Josie Desmarais/Métro

La Ville de Montréal compte créer un vaste centre d’archives religieuses dans le domaine de l’actuel site des Religieuses Hospitalières de Saint-Joseph (RHSJ) qu’elle vient d’acquérir.

«On sait que beaucoup de congrégations vieillissent et c’est de notre responsabilité de protéger ce patrimoine», a souligné mercredi le maire de Montréal, Denis Coderre. Si ce dernier a évoqué un aménagement «très rapidement», les Montréalais devront néanmoins patienter jusqu’en 2019 avant de pouvoir consulter ces archives.

Présentes sur place, ces religieuses vont libérer leurs locaux actuels, situés sur l’avenue des Pins, au pied du Mont Royal, le 1er janvier 2019. Ce déménagement, dans un bâtiment voisin, toujours dans l’enceinte de ce domaine patrimonial, se fait d’ailleurs à leur demande, «pour assurer la pérennité de notre mission», a évoqué Sœur Marie-Thérèse, supérieure générale de la Congrégation des RHSJ.

Au cœur de ce site, qui sera désormais nommé Cité des Hospitalières, la Ville espère réunir plusieurs courants religieux, qui pourraient partager leurs collections.
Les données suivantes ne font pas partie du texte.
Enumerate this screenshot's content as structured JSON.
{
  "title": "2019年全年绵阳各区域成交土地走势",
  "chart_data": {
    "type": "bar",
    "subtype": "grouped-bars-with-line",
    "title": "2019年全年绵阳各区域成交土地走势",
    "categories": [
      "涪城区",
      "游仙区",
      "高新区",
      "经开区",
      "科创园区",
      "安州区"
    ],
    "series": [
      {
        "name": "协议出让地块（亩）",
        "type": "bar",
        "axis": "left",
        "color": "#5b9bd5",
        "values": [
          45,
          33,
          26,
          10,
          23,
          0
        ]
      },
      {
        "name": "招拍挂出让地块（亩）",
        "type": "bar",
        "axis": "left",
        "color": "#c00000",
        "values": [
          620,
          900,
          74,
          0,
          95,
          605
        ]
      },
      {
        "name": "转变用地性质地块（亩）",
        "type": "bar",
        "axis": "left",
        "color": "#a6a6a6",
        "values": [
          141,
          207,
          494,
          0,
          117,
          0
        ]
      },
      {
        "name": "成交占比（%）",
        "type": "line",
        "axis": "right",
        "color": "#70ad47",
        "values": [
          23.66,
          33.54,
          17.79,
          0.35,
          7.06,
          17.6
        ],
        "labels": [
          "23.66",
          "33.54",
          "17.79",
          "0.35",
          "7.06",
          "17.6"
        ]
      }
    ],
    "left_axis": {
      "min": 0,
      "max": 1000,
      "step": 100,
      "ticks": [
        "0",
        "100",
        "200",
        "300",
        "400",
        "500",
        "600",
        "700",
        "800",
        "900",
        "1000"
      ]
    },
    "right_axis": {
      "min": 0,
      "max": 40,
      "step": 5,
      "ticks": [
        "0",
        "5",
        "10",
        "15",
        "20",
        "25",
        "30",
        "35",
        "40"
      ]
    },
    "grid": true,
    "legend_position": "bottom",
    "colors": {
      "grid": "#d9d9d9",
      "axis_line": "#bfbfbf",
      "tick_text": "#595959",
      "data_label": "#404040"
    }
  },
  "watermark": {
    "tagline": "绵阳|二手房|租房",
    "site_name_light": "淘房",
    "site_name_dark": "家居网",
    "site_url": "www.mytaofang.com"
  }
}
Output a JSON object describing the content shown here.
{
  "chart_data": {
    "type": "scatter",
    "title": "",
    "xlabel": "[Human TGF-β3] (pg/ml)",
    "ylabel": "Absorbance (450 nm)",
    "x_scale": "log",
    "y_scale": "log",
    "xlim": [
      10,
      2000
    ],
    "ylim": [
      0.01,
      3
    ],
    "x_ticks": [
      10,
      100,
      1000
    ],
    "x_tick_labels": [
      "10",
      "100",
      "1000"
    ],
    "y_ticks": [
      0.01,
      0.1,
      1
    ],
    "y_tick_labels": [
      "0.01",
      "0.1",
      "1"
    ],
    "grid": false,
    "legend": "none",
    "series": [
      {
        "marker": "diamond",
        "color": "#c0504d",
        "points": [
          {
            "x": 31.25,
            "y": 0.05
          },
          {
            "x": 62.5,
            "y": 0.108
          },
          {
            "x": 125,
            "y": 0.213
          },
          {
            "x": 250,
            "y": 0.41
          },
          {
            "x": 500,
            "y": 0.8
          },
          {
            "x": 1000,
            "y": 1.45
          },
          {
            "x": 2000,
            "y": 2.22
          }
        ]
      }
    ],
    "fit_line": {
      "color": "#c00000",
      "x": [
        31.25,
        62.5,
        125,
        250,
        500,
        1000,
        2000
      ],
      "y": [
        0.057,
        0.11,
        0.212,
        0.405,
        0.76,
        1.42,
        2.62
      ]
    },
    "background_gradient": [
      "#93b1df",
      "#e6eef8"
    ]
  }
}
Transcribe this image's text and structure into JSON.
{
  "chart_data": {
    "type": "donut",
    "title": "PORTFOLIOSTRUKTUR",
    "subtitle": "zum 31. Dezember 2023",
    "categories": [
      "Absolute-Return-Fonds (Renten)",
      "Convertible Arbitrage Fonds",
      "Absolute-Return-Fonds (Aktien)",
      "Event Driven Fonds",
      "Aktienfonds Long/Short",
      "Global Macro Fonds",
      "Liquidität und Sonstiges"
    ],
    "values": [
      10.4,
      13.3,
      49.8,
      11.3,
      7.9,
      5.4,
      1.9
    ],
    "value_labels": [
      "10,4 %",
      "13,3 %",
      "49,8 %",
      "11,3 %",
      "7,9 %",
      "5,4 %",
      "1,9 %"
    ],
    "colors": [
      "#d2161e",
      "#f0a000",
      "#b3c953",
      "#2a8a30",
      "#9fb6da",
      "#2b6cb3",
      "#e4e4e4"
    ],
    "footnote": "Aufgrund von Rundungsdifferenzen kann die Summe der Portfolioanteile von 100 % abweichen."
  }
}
Des discussions sont actuellement menées avec la Table de concertation des archives religieuses, a indiqué à Métro l’élu Russell Copeman, responsable de l’habitation et de l’urbanisme au sein de l’administration.

«Il faut mettre en avant et en vitrine ces documents, c’est une mine d’or sur l’histoire de Montréal et l’histoire des femmes», a-t-il expliqué.

Pas d’écoles de métiers d’art
La possibilité d’installer des écoles de métiers d’art
avait également été avancée en mai 2016, mais ce projet ne verra finalement pas le jour. «On a eu des discussions avec Québec et des écoles, mais la place n’est pas idéale et c’est incompatible», a précisé Russell Copeman.

L’administration compte cependant profiter de cette acquisition pour agrandir l’actuel musée Jeanne-Mance, situé sur ce même domaine. La Ville espère également récupérer dans les prochaines années les terrains de stationnement placés devant l’Hôtel-Dieu afin d’y construire des logements sociaux.

Cette transaction, qui doit encore être adoptée par le conseil municipal le 12 juin, inclut le couvent, les jardins, le musée, trois chapelles et des bâtiments de service, tous construits de 1860 à 1960. Les religieuses ont cependant conservé la crypte, dans laquelle demeurent les restes de Jeanne Mance, cofondatrice de Montréal, et de près de 600 autres religieuses.